Segundo a sindicalista, o encontro com os trabalhadores "acabou por não se realizar, porque alguns deles estavam na altura a receber as cartas de despedimento".

Maria José Madeira reafirmou a sua preocupação com o futuro dos mais de 300 trabalhadores do Retail Park de Portimão, cujas lojas foram destruídas por um incêndio na madrugada do dia 23 de setembro.

"A preocupação é muito grande, porque são trabalhadores que têm os postos de trabalho em risco se as empresas não reabrirem as lojas", disse.
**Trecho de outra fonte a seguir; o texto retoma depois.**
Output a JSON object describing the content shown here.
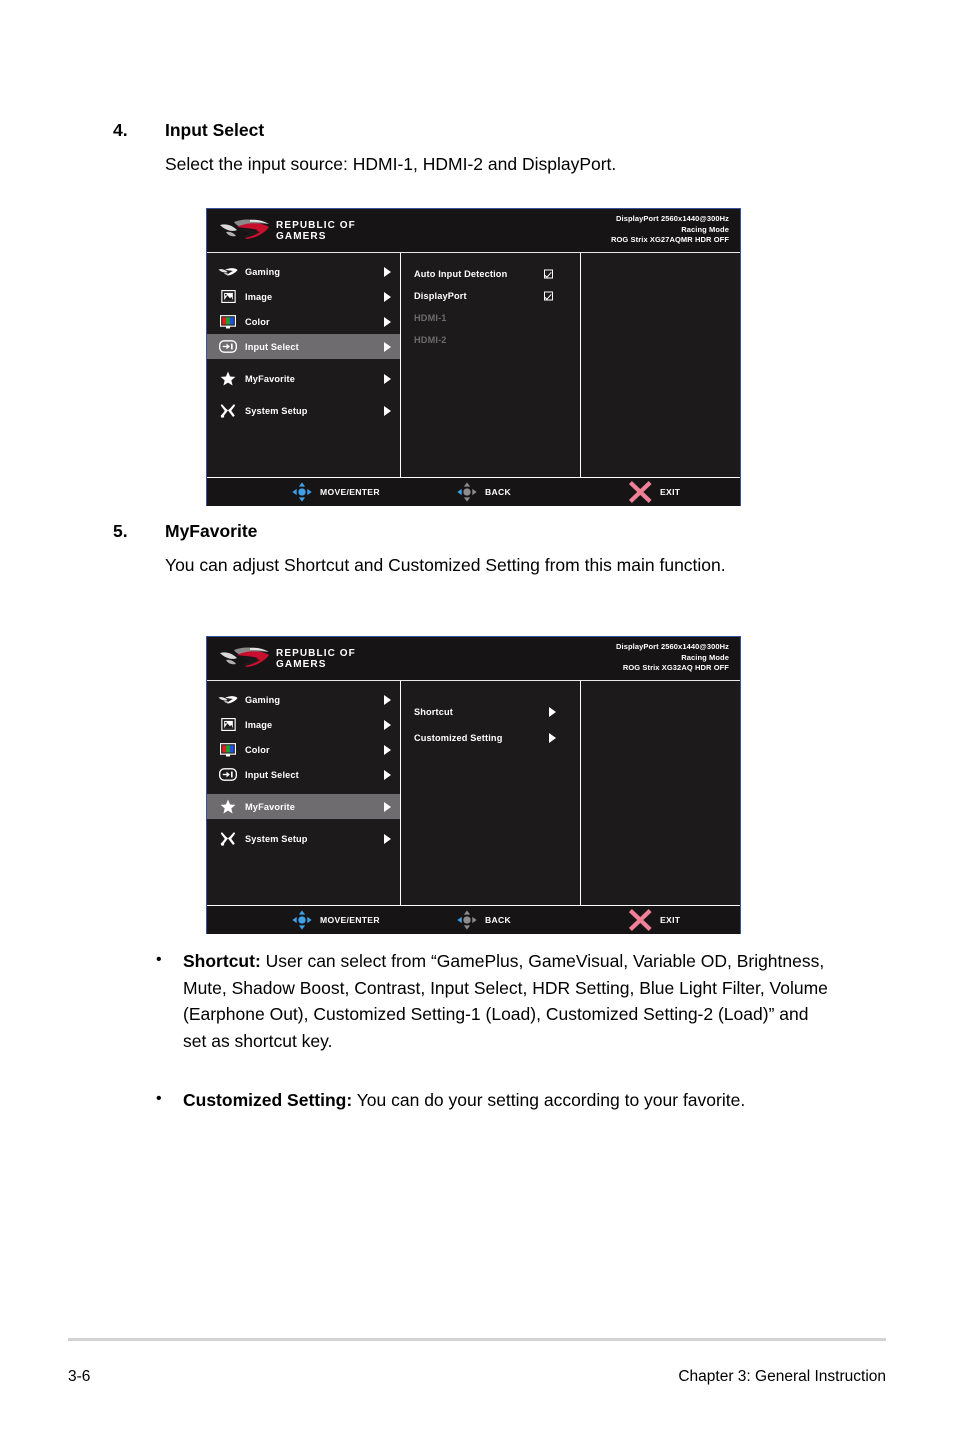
{
  "document": {
    "sections": [
      {
        "number": "4.",
        "heading": "Input Select",
        "paragraph": "Select the input source: HDMI-1, HDMI-2 and DisplayPort."
      },
      {
        "number": "5.",
        "heading": "MyFavorite",
        "paragraph": "You can adjust Shortcut and Customized Setting from this main function."
      }
    ],
    "bullets": [
      {
        "marker": "•",
        "term": "Shortcut:",
        "text": " User can select from “GamePlus, GameVisual, Variable OD, Brightness, Mute, Shadow Boost, Contrast, Input Select, HDR Setting, Blue Light Filter, Volume (Earphone Out), Customized Setting-1 (Load), Customized Setting-2 (Load)” and set as shortcut key."
      },
      {
        "marker": "•",
        "term": "Customized Setting:",
        "text": " You can do your setting according to your favorite."
      }
    ],
    "footer": {
      "page_number": "3-6",
      "chapter": "Chapter 3: General Instruction"
    }
  },
  "osd_common": {
    "brand_line1": "REPUBLIC OF",
    "brand_line2": "GAMERS",
    "nav": [
      {
        "label": "Gaming",
        "icon": "rog-eye-icon"
      },
      {
        "label": "Image",
        "icon": "picture-icon"
      },
      {
        "label": "Color",
        "icon": "rgb-monitor-icon"
      },
      {
        "label": "Input Select",
        "icon": "input-source-icon"
      },
      {
        "label": "MyFavorite",
        "icon": "star-icon"
      },
      {
        "label": "System Setup",
        "icon": "tools-icon"
      }
    ],
    "footer_buttons": [
      {
        "label": "MOVE/ENTER",
        "icon": "dpad-blue-icon"
      },
      {
        "label": "BACK",
        "icon": "dpad-gray-left-icon"
      },
      {
        "label": "EXIT",
        "icon": "close-x-icon"
      }
    ],
    "colors": {
      "osd_background": "#1c1a1b",
      "osd_border": "#3a51a0",
      "highlight": "#6e6c6f",
      "text": "#ffffff",
      "text_disabled": "#6d6b6c",
      "accent_blue": "#3ea0e8",
      "accent_pink": "#f08098",
      "rog_red": "#c8102e"
    }
  },
  "osd_input_select": {
    "mode_info": {
      "line1": "DisplayPort 2560x1440@300Hz",
      "line2": "Racing Mode",
      "line3": "ROG Strix XG27AQMR HDR OFF"
    },
    "selected_nav": "Input Select",
    "submenu": [
      {
        "label": "Auto Input Detection",
        "control": "checkbox",
        "checked": true,
        "enabled": true
      },
      {
        "label": "DisplayPort",
        "control": "checkbox",
        "checked": true,
        "enabled": true
      },
      {
        "label": "HDMI-1",
        "control": "none",
        "checked": false,
        "enabled": false
      },
      {
        "label": "HDMI-2",
        "control": "none",
        "checked": false,
        "enabled": false
      }
    ]
  },
  "osd_myfavorite": {
    "mode_info": {
      "line1": "DisplayPort 2560x1440@300Hz",
      "line2": "Racing Mode",
      "line3": "ROG Strix XG32AQ HDR OFF"
    },
    "selected_nav": "MyFavorite",
    "submenu": [
      {
        "label": "Shortcut",
        "control": "arrow",
        "enabled": true
      },
      {
        "label": "Customized Setting",
        "control": "arrow",
        "enabled": true
      }
    ]
  }
}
No local encontrava-se também o deputado do PCP, eleito pelo círculo de Faro, que prometeu "levar o assunto à Assembleia da República".

"Estamos a acompanhar e a estudar a situação para vermos que tipo de iniciativas é que poderemos tomar no sentido de salvaguardar estes cerca de 400 postos de trabalho", destacou Paulo Sá.
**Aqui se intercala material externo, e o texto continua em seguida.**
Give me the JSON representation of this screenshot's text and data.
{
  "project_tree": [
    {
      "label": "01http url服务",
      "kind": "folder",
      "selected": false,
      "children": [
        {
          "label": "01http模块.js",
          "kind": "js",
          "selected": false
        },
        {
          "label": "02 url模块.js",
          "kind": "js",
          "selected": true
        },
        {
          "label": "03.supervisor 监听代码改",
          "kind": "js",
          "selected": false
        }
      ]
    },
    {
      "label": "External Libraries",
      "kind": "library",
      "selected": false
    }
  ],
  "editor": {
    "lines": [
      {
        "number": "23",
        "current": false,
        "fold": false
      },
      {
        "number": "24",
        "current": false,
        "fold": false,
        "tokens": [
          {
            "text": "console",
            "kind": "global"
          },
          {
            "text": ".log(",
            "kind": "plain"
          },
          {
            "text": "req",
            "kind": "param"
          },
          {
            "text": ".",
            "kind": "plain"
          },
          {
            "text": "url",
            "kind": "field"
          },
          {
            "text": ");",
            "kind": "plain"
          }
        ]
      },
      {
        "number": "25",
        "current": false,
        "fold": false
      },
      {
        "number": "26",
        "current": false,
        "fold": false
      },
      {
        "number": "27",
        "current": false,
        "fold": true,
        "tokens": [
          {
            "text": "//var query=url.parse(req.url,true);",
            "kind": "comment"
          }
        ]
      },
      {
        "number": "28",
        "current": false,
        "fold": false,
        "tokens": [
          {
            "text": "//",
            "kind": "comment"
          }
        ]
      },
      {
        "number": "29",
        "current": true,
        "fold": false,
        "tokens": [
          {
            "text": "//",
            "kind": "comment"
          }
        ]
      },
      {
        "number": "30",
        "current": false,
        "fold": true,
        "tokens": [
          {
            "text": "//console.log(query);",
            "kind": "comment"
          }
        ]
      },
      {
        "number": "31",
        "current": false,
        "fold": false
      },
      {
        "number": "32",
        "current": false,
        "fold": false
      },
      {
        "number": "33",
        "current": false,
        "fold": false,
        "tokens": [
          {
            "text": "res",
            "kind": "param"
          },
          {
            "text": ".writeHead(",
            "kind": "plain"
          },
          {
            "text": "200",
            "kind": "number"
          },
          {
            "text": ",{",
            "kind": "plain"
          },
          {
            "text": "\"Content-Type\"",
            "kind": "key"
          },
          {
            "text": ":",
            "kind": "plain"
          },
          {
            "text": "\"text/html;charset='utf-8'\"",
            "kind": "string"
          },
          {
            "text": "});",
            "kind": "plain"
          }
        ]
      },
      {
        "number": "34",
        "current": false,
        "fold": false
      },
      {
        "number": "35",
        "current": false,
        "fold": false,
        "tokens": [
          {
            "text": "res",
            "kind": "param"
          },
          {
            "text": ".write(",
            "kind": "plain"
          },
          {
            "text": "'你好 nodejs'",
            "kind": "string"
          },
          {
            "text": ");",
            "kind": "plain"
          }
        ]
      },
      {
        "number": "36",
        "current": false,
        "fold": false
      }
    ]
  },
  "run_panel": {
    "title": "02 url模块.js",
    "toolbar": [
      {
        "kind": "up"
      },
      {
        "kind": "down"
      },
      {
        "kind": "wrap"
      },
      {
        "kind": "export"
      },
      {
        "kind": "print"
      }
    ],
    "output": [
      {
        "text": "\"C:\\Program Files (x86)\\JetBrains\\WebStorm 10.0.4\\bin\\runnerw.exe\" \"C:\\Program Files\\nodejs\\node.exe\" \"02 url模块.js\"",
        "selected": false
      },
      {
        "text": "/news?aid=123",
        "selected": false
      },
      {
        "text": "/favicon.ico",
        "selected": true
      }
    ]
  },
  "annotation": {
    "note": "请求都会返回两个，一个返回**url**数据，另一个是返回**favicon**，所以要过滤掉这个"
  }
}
Sete grandes superfícies do Retail Park de Portimão – Decathlon, AKI, Staples, Rádio Popular, DeBorla, Moviflor e Continente – ficaram completamente destruídas na sequência de um incêndio que deflagrou na madrugada do dia 23 de setembro.

As chamas só não atingiram uma oficina de mecânica automóvel – FeuVert -, a zona da restauração e uma estação de abastecimento de combustível.

Entretanto, fonte da segurança daquele espaço comercial disse que o acesso ao local continua vedado, "devendo as peritagens policiais e das companhias de seguro iniciar-se a partir de terça-feira".